Washington Tribes Oppose Canadian Pipeline, More Oil Tankers In Salish Sea
BY JOHN RYAN / KUOW
Tribal leaders and members from Washington state crossed the Salish Sea to oppose a pipeline that could bring more oil tankers to waters on both sides of U.S.-Canada border.
The Canadian government wants to expand the Trans Mountain Pipeline and triple the flow of oil from Alberta to the Pacific coast.
Members of the Lummi, Suquamish, Swinomish and Tulalip Tribes made the trip to Vancouver Island to support their Coast Salish relatives north of the border – and their relatives under water.
“Our relatives, the salmon and the killer whales, do not recognize this border,” Tulalip Tribes chair Marie Zackuse told Canada’s National Energy Board at a hearing in Victoria on Wednesday. “As Tulalip people, we share a sacred cultural bond with the killer whales. They are the symbol of our tribe, and it is our responsibility to speak up for them when they are in need.”
Canada’s Federal Court of Appeal halted the pipeline project in August after finding that the Canadian government failed to address the expanded pipeline’s aquatic impacts—from ship noise to oil spills—and for failing to consult with indigenous nations along its route from the prairies of Alberta to the hunting grounds of southern resident killer whales.
Since then, Canada’s National Energy Board has devoted 11 days to listening to indigenous nations all along the pipeline route.
While other interested parties have commented in writing, the board recognizes that much indigenous knowledge is passed down orally, and allows First Nations, as they’re known in Canada, to participate in their traditional format.
“Sharing your traditional knowledge and stories about the use of your traditional territory is of value to us,” board vice chair Lyne Mercier said at the hearing’s opening.
Following their tradition, leaders of four Washington tribes started the hearing with a “paddle song” to let the energy board know that they came in peace. But they also said they were ready to fight for the waters they call the Salish Sea.
“I have to come up to Canada and express the fight I have in me to save these species, save our culture,” commercial fisherman and Swinomish tribal senator Jeremy Wilbur said.
“We see the salmon decline. We see the orca decline. Well, it’s going up the chain. Who’s next? What’s next? When’s it our turn?” he said.

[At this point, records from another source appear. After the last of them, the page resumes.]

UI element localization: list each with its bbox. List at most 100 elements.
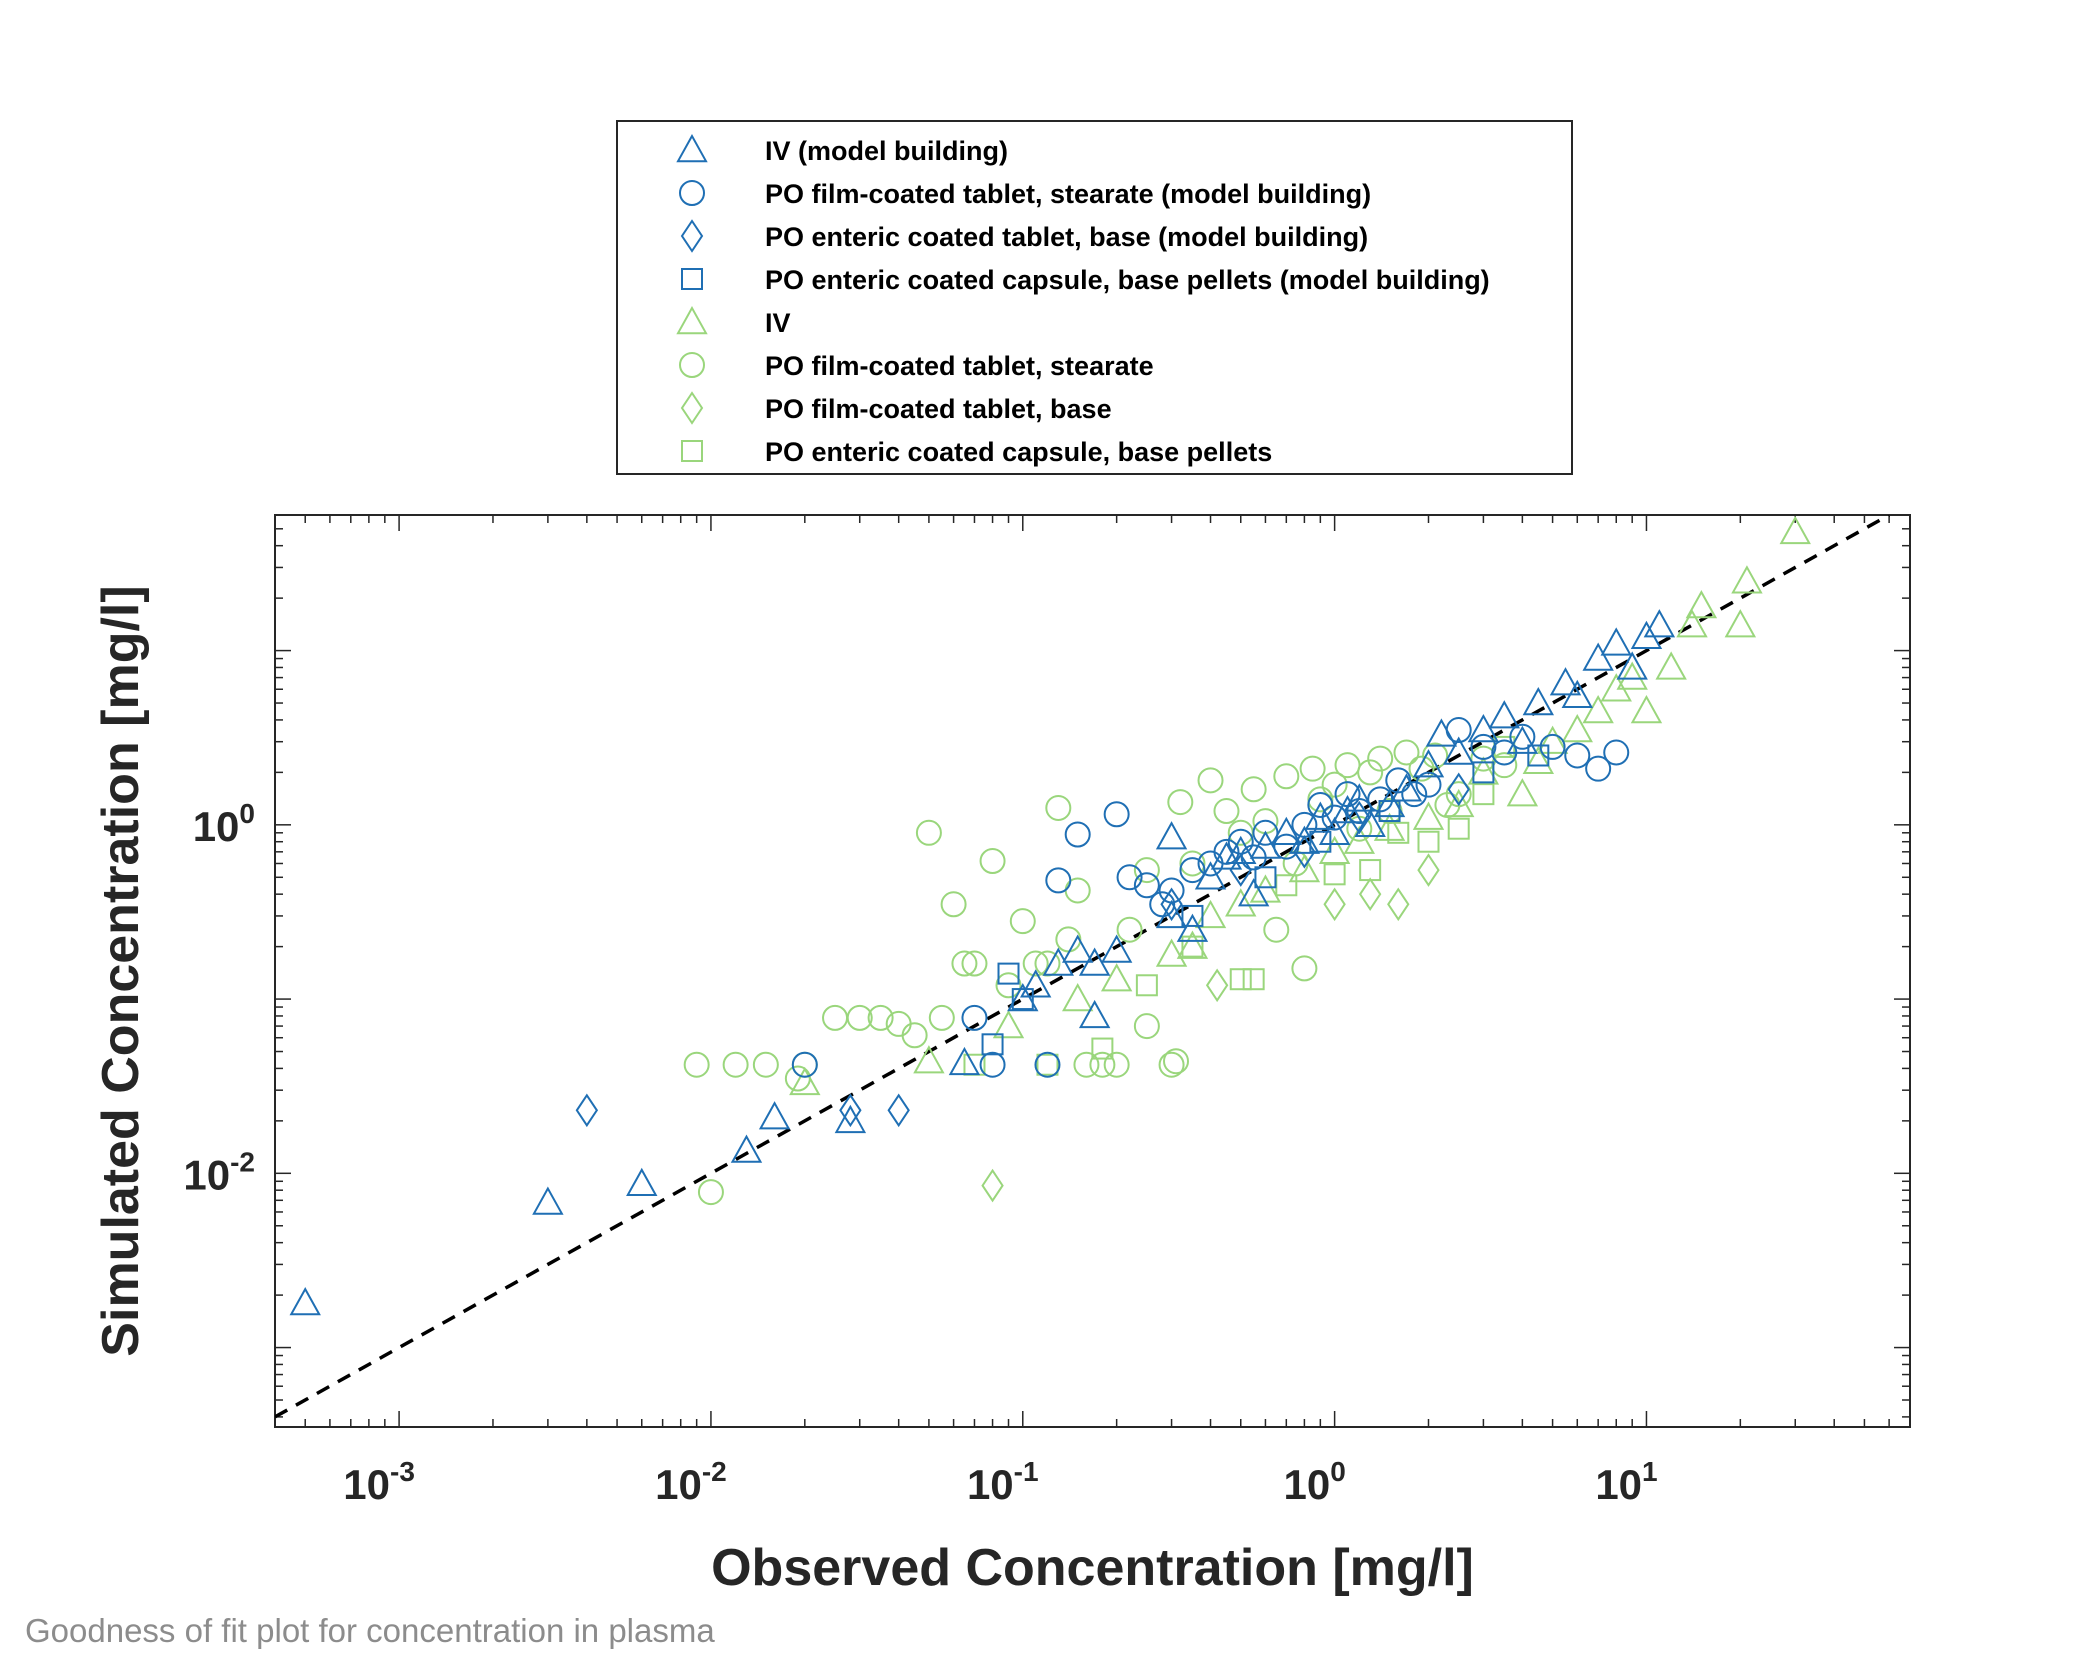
data-point (1603, 739, 1630, 766)
data-point (1346, 798, 1373, 825)
data-point (1491, 739, 1518, 766)
data-point (1323, 863, 1346, 886)
axes-box (274, 514, 1911, 1428)
data-point (1443, 736, 1475, 765)
data-point (1321, 771, 1348, 798)
data-point (1158, 877, 1185, 904)
legend-label: PO film-coated tablet, stearate (model b… (765, 179, 1371, 209)
data-point (1149, 891, 1176, 918)
data-point (1447, 817, 1470, 840)
data-point (1167, 789, 1194, 816)
data-point (979, 848, 1006, 875)
data-point (1299, 755, 1326, 782)
data-point (1100, 963, 1133, 992)
data-point (1676, 609, 1708, 638)
data-point (1655, 651, 1687, 680)
data-point (1073, 1051, 1100, 1078)
data-point (1417, 830, 1440, 853)
data-point (1724, 609, 1757, 638)
data-point (1061, 934, 1094, 963)
data-point (834, 1104, 867, 1134)
data-point (1343, 783, 1376, 812)
x-tick-label-base: 10 (967, 1461, 1014, 1508)
legend-marker (676, 305, 708, 335)
data-point (1561, 679, 1593, 709)
data-point (1229, 968, 1252, 991)
data-point (1213, 838, 1240, 865)
data-point (1422, 742, 1449, 769)
x-tick-label-exponent: -3 (390, 1456, 415, 1487)
data-point (1522, 745, 1555, 775)
data-point (1509, 723, 1536, 750)
data-point (1205, 968, 1229, 1003)
data-point (626, 1167, 658, 1197)
data-point (1536, 725, 1569, 754)
data-point (1034, 1051, 1061, 1078)
data-point (1155, 899, 1188, 929)
data-point (948, 1046, 981, 1076)
data-point (1731, 565, 1763, 594)
data-point (1470, 733, 1497, 760)
legend-label: IV (765, 308, 791, 338)
data-point (1225, 888, 1257, 917)
data-point (1323, 887, 1346, 922)
y-tick-label: 10-2 (183, 1146, 255, 1198)
y-tick-label-base: 10 (193, 803, 240, 850)
data-point (1412, 749, 1445, 778)
data-point (1445, 781, 1472, 808)
legend-marker (676, 133, 708, 163)
data-point (1408, 755, 1435, 782)
data-point (1163, 1048, 1190, 1075)
data-point (940, 891, 967, 918)
data-point (1307, 786, 1334, 813)
data-point (1348, 800, 1371, 835)
data-point (697, 1179, 724, 1206)
x-tick-label: 101 (1595, 1456, 1657, 1508)
data-point (1390, 773, 1423, 802)
legend-label: PO film-coated tablet, stearate (765, 351, 1154, 381)
data-point (1343, 825, 1376, 854)
data-point (1539, 733, 1566, 760)
legend-box (616, 120, 1573, 475)
data-point (1194, 899, 1227, 929)
x-tick-label-base: 10 (343, 1461, 390, 1508)
data-point (1133, 857, 1160, 884)
data-point (1582, 694, 1614, 724)
legend-marker (680, 219, 704, 253)
data-point (1506, 778, 1539, 807)
data-point (846, 1004, 873, 1031)
data-point (1158, 1051, 1185, 1078)
data-point (1078, 999, 1111, 1029)
data-point (901, 1022, 928, 1049)
data-point (789, 1066, 821, 1096)
data-point (1011, 988, 1034, 1011)
data-point (722, 1051, 749, 1078)
data-point (1387, 821, 1410, 844)
data-point (758, 1101, 791, 1130)
data-point (532, 1186, 564, 1215)
data-point (887, 1093, 910, 1128)
x-tick-label: 100 (1283, 1456, 1345, 1508)
x-tick-label: 10-2 (655, 1456, 727, 1508)
data-point (1549, 667, 1582, 696)
data-point (1385, 767, 1412, 794)
data-point (752, 1051, 779, 1078)
x-tick-label-exponent: 1 (1642, 1456, 1658, 1487)
y-tick-label-exponent: -2 (230, 1146, 255, 1177)
data-point (1273, 763, 1300, 790)
data-point (1288, 854, 1321, 883)
data-point (913, 1045, 945, 1074)
data-point (1321, 804, 1348, 831)
data-point (1252, 819, 1279, 846)
legend-label: PO enteric coated capsule, base pellets … (765, 265, 1490, 295)
legend-label: PO enteric coated capsule, base pellets (765, 437, 1272, 467)
data-point (730, 1134, 763, 1163)
data-point (961, 1004, 988, 1031)
data-point (1373, 812, 1406, 841)
legend-marker (679, 352, 705, 378)
data-point (1564, 742, 1591, 769)
data-point (1630, 694, 1663, 724)
data-point (1472, 783, 1495, 806)
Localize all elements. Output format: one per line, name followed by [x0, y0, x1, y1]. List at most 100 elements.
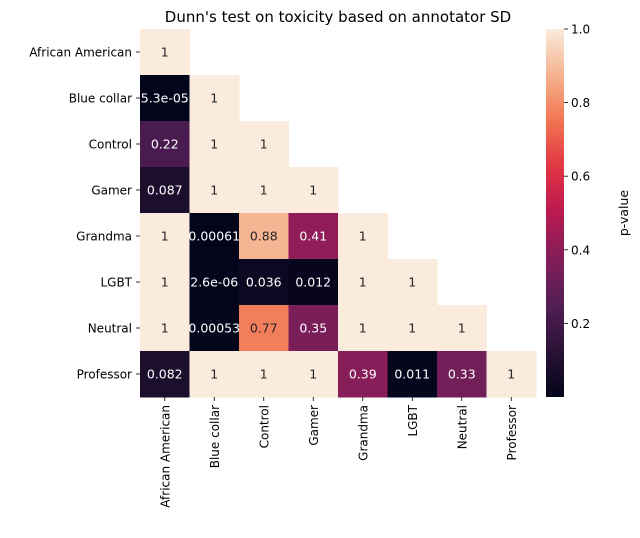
cell-value-label: 0.082: [147, 367, 183, 382]
heatmap-cell: [140, 29, 190, 76]
heatmap-cells: 1 5.3e-05 1 0.22 1 1 0.087 1 1 1 1 0.00061 0.88 0.41 1…: [140, 29, 537, 398]
cell-value-label: 1: [161, 45, 169, 60]
x-tick-label: Gamer: [307, 405, 321, 446]
y-tick-label: Professor: [77, 368, 132, 382]
cell-value-label: 1: [161, 321, 169, 336]
cell-value-label: 0.41: [299, 229, 327, 244]
cell-value-label: 0.35: [299, 321, 327, 336]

With an expanded pipeline, tanker traffic from the Port of Vancouver could increase from the current five ships per month to 34.
Tribal speakers said that passing oil tankers already make it dangerous to be out in fishing boats in the tribes’ traditional fishing areas and that the tankers destroy gear like crab pots and and salmon nets.
“That’s not letting us continue our way of life,” Lisa Wilson with the Lummi Nation said.
According to pipeline operator Trans Mountain, oil tankers will remain a small fraction of the shipping traffic on the Salish Sea, even if the flow of oil through its pipeline is tripled.
In written submissions, the company has said that the risk of oil spills is “well-managed” and that the company has committed to all 17 measures recommended by a Canadian government panel to improve oil spill safety.
The increased tanker traffic would have “a negligible effect” on the frequency of oil spills in the Salish Sea, according to Trans Mountain.
“The operation of project-related vessels is likely to result in significant adverse effects upon both the southern resident killer whale and indigenous cultural uses of this endangered species,” Justice Eleanor Dawson wrote in the August ruling that forced the National Energy Board to reconsider the already-approved pipeline project.
The remaining 74 southern resident killer whales are protected in the U.S. by the Endangered Species Act and in Canada by the Species at Risk Act.
While a major oil spill could have a catastrophic impact on the struggling whale population, everyday noise from boats and ships interferes with their ability to hunt by echolocation. Ship noise compounds the problem of dwindling numbers of salmon for the orcas to eat.
“If you’ve ever been underwater when a tanker, one of these big tankers, or even a ferry, goes by, four or five miles away, you can hear it underwater,” said Wilbur, who earns part of his living in a non-traditional fishery: diving for sea urchins and sea cucumbers. “And not just hear it, you can feel it in your body.”
“One of the many reasons our southern resident killer whales are about ready to go extinct,” Wilbur said.